Hüküm veren Danıştay Üçüncü Dairesince işin gereği görüşülüp düşünüldü:
Danıştay dava daireleri ve İdari veya Vergi Dava Daireleri Kurulları tarafından verilen kararların düzeltilebilmesi, 2577 sayılı İdari Yargılama Usulü Kanunu’nun 54. maddesinde yazılı sebeplerden birinin bulunması halinde mümkün olup, kararın düzeltilmesi istemine ilişkin dilekçede ileri sürülen sebepler bunlardan hiçbirine uymadığından istemin reddine, 27/10/2020 tarihinde oyçokluğuyla karar verildi.

(X). KARŞI OY:

213 sayılı Vergi Usul Kanunu’nun “Vergi kanunlarının uygulanması” başlıklı 3. maddesinde, vergi kanunlarının lafzı ve ruhu ile hüküm ifade edeceği; lafzın açık olmadığı hallerde vergi kanunlarının hükümlerinin, konuluşundaki maksat, hükümlerin kanunun yapısındaki yeri ve diğer maddelerle olan bağlantısı gözönünde tutularak uygulanacağı belirtilmiştir.

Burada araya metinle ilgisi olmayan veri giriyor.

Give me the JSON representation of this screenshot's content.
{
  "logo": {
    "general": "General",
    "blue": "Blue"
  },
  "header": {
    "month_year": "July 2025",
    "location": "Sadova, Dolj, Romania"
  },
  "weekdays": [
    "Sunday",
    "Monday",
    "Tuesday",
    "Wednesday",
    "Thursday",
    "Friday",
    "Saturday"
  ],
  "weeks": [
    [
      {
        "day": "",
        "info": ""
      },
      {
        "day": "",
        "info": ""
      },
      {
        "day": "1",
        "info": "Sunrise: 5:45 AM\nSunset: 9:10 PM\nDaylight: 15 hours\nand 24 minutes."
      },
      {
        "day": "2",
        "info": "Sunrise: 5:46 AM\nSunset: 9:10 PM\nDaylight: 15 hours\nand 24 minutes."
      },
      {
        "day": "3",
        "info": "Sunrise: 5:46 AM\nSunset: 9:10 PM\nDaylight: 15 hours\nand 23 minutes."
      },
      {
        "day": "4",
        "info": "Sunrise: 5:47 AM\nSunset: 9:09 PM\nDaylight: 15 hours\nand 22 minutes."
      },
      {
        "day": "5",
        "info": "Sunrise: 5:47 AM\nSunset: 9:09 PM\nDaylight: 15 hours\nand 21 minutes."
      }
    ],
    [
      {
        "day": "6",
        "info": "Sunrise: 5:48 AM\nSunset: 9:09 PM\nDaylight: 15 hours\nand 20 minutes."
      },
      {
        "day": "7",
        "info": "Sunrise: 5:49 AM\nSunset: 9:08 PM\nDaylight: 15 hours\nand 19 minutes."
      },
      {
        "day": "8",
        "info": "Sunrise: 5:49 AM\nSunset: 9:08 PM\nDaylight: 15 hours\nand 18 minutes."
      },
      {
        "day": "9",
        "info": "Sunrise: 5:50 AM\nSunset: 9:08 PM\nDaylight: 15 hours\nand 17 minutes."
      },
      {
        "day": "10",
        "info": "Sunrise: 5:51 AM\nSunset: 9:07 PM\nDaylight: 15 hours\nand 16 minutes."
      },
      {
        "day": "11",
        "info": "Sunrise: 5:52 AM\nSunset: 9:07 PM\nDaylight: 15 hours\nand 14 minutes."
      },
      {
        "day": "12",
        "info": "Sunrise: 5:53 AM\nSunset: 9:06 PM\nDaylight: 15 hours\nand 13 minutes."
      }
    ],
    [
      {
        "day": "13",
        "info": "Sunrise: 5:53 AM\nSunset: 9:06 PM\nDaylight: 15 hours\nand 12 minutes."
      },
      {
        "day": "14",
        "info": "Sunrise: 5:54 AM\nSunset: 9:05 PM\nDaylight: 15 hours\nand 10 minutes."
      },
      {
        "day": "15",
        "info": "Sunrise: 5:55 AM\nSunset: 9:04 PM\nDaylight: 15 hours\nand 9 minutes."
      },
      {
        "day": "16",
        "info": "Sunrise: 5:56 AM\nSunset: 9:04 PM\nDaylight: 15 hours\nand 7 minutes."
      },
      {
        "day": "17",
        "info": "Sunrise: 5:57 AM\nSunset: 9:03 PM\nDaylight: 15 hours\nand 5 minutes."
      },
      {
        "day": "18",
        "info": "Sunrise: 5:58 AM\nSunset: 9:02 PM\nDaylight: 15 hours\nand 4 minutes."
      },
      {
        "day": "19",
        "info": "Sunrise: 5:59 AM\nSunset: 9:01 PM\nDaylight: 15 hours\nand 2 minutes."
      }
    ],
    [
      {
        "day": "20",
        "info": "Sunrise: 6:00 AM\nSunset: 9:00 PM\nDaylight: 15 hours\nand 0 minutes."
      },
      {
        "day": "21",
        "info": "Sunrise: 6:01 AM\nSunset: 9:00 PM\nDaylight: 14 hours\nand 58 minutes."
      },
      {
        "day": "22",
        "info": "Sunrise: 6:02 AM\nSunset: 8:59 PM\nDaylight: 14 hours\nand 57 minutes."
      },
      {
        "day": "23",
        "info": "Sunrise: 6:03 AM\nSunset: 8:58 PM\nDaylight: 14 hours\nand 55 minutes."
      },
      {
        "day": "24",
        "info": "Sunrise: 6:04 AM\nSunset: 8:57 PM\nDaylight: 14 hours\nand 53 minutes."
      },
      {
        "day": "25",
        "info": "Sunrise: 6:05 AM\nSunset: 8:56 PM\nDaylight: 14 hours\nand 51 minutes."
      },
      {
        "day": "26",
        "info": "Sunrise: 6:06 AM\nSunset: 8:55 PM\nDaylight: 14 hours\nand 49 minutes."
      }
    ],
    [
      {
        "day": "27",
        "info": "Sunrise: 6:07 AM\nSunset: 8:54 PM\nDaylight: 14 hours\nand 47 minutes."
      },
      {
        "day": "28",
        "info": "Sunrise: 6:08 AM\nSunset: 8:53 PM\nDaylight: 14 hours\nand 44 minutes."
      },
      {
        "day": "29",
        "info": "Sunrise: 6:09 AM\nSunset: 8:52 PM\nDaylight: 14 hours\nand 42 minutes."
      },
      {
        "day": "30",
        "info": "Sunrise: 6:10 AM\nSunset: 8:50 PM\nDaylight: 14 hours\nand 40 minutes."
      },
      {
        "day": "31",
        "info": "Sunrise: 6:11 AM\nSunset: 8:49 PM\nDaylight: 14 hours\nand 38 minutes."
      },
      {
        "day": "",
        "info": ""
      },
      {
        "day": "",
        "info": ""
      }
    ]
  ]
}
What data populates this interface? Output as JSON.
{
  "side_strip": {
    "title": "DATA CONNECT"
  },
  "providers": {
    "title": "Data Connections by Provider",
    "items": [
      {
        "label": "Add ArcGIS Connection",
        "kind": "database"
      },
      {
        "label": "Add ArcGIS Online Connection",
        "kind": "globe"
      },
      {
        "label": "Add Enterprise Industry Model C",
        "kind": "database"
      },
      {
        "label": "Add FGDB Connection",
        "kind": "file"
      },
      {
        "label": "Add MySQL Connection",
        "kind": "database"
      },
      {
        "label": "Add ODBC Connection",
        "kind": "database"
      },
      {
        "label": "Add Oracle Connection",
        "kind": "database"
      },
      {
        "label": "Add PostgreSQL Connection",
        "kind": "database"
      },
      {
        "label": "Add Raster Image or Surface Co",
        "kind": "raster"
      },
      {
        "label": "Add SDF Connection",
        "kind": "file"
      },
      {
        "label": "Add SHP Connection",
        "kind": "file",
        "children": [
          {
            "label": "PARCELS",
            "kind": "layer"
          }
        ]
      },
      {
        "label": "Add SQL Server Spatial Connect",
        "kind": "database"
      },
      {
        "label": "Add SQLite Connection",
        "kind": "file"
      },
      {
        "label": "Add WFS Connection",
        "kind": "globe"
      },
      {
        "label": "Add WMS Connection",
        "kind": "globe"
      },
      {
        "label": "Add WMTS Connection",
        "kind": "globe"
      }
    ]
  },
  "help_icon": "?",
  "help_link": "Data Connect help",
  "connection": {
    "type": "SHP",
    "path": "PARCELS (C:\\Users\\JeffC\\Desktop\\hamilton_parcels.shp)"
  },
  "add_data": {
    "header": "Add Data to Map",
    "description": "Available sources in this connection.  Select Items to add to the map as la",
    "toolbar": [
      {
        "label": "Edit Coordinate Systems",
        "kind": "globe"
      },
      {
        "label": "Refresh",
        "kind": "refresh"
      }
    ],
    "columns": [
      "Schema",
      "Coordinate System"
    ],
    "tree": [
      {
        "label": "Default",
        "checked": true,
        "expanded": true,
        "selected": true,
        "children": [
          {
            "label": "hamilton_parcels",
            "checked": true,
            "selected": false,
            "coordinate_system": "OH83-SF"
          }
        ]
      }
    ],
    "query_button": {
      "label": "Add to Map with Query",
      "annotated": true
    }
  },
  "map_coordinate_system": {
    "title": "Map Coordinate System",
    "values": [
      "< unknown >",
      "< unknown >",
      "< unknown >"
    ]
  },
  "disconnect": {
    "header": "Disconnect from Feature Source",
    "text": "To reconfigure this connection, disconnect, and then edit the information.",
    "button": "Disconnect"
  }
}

Aynı Kanunun “Tekerrür” başlıklı 339. maddesinde, vergi ziyaına sebebiyet vermekten veya usulsüzlükten dolayı ceza kesilen ve cezası kesinleşenlere, cezanın kesinleştiği tarihi takip eden yılın başından başlamak üzere vergi ziyaında beş, usulsüzlükte iki yıl içinde tekrar ceza kesilmesi durumunda, vergi ziyaı cezasının yüzde elli, usulsüzlük cezasının yüzde yirmibeş oranında artırılmak suretiyle uygulanacağı hükme bağlanmıştır.
Tekerrür halinde cezanın artırılmasında maksat, vergi ziyaına yeniden sebebiyet verilmesinin önüne geçebilmek adına, aynı veya farklı fiillerle gerçekleştirilmiş olmasına veya aynı vergi türüne ilişkin olup olmadığına bakılmaksızın, ilkinden daha ağır bir yaptırım uygulanmak suretiyle mükelleflerin vergi kaybına yol açacak eylemlerde bulunmaktan caydırılmasıdır.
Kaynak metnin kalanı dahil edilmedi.